Moral Character - History

History

The Stanford Encyclopedia of Philosophy provides a historical account of some important developments in philosophical approaches to moral character. A lot of attention is given to Plato, Aristotle, and Karl Marx's views, since they all follow the idea of moral character after the Greeks. Marx accepts Aristotle's insight that virtue and good character are based on a sense of self-esteem and self-confidence.

Plato believed that the soul is divided into three parts of desire: Rational, Appetitive, or Spirited. In order to have moral character, we must understand what contributes to our overall good and have our spirited and appetitive desires educated properly, so that they can agree with the guidance provided by the rational part of the soul.

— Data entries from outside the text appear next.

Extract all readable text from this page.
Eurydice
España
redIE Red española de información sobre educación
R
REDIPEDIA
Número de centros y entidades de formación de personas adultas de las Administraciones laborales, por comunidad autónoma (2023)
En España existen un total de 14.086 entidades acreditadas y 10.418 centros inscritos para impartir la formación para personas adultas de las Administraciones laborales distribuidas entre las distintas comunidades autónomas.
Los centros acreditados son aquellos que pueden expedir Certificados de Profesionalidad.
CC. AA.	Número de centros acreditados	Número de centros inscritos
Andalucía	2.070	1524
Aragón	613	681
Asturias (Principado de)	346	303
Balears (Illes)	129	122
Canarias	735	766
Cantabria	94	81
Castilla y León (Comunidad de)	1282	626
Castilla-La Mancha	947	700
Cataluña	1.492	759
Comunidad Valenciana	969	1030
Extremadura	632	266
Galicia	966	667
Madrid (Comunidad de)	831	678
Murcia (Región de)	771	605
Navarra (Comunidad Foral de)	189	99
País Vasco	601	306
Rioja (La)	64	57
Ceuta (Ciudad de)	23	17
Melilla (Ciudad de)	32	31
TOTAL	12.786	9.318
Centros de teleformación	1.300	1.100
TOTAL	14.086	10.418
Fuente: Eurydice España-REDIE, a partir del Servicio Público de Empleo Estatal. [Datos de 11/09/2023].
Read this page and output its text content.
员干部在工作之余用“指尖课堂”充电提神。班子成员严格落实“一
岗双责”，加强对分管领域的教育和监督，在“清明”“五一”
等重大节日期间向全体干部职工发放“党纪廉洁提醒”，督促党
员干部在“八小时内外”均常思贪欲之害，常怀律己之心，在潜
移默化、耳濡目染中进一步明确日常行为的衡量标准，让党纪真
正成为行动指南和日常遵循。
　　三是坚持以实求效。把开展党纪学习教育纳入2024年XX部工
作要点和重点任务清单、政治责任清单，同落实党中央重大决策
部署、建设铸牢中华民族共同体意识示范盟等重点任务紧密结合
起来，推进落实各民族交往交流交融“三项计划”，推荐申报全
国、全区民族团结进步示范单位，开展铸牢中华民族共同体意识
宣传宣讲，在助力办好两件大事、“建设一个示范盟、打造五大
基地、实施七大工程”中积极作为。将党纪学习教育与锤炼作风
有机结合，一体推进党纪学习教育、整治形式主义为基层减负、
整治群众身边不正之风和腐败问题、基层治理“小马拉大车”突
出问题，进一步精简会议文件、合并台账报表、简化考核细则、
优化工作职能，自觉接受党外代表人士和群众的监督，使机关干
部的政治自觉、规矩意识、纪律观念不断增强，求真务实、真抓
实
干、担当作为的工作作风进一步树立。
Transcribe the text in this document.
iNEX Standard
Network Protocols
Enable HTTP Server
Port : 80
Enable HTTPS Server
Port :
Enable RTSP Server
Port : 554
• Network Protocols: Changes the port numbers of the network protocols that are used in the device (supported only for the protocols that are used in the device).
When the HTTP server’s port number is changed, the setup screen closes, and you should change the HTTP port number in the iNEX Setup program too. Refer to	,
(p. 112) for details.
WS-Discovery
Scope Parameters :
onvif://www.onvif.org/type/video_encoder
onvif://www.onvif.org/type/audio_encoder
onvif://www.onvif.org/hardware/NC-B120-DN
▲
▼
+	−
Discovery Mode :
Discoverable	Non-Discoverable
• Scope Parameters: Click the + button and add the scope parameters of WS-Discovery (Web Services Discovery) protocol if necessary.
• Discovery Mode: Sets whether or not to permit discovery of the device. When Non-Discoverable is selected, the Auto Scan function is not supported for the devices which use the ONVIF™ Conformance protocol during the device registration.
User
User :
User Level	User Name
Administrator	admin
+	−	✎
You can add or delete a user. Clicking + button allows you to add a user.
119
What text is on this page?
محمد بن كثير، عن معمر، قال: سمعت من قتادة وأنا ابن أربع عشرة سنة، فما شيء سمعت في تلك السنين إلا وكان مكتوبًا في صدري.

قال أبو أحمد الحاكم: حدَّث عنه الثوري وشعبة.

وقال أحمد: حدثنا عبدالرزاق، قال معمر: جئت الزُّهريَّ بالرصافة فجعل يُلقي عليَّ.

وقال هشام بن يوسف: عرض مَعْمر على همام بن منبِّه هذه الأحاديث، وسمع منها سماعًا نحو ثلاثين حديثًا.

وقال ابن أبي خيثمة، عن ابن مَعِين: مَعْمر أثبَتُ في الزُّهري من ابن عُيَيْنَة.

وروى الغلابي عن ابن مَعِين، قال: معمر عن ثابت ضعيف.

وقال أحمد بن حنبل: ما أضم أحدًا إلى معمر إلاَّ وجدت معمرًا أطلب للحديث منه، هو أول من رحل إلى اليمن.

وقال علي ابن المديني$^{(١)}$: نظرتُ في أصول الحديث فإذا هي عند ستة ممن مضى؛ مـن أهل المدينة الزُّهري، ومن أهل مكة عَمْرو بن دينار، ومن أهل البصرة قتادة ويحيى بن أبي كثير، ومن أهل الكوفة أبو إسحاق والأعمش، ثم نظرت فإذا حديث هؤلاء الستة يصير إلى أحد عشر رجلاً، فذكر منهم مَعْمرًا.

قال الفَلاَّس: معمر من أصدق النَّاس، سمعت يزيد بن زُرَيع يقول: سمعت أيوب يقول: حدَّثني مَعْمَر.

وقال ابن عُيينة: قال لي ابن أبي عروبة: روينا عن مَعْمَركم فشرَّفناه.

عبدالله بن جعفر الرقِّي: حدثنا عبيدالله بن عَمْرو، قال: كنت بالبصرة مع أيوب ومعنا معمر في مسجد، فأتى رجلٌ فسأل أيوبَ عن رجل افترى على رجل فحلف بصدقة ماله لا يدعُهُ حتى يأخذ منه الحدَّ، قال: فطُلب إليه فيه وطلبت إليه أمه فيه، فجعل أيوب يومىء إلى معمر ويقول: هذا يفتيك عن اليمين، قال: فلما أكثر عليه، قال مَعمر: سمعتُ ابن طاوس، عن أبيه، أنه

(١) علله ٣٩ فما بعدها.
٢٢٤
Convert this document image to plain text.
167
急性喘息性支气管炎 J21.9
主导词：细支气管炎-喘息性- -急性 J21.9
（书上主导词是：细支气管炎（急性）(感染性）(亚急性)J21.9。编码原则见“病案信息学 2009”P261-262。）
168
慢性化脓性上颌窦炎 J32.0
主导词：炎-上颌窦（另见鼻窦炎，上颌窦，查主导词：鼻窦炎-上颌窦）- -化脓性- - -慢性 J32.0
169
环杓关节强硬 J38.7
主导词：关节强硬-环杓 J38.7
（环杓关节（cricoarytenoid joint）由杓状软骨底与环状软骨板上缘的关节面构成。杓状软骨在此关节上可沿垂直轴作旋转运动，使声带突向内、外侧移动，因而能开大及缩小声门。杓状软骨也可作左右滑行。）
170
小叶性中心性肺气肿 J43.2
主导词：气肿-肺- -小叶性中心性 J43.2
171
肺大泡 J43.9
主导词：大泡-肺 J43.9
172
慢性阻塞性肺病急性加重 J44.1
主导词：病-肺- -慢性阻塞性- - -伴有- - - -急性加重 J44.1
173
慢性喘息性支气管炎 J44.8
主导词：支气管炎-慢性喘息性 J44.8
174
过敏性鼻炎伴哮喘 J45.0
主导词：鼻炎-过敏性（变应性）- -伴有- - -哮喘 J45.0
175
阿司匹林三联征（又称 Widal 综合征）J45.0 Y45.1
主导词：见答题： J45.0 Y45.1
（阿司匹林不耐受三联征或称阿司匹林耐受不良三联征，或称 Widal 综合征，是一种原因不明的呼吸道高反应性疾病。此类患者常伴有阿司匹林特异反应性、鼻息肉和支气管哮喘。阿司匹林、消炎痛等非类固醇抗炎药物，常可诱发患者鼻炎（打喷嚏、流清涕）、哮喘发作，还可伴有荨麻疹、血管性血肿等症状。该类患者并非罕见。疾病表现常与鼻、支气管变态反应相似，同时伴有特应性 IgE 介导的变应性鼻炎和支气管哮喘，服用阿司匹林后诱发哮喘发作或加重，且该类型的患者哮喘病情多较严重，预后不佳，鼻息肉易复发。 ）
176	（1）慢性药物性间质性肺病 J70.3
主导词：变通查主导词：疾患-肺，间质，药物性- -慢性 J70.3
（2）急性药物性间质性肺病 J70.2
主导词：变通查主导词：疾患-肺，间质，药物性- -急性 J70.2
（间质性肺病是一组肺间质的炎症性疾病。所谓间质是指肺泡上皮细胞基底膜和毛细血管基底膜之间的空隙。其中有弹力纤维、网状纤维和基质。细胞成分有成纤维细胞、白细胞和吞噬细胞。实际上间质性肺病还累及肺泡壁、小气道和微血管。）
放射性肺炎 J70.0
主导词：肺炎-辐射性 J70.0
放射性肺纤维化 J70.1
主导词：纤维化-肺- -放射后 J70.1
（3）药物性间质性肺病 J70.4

Aristotle tells us that there are two different kinds of human excellences, excellences of thought and excellences of character. His phrase for excellences of character — êthikai aretai — we usually translate as moral virtue or moral excellence. When we speak of a moral virtue or an excellence of character, the emphasis is on the combination of qualities that make an individual the sort of ethically admirable person that he is. Aristotle defines virtuous character at the beginning of Book II in Nicomachean Ethics: “Excellence of character, then, is a state concerned with choice, lying in a mean relative to us, this being determined by reason and in the way in which the man of practical wisdom would determine it. Now it is a mean between two vices, that which depends on excess and that which depends on defect”. In Aristotle's view, good character is based on two naturally occurring psychological responses that most people experience without difficulty: our tendency to take pleasure from self-realizing activity and our tendency to form friendly feelings toward others under specific circumstances. Based on his view, virtually everyone is capable of becoming better and they are the ones responsible for actions that express (or could express) their character.

Abraham Lincoln once said, "Character is like a tree and reputation like its shadow. The shadow is what we think of it; the tree is the real thing."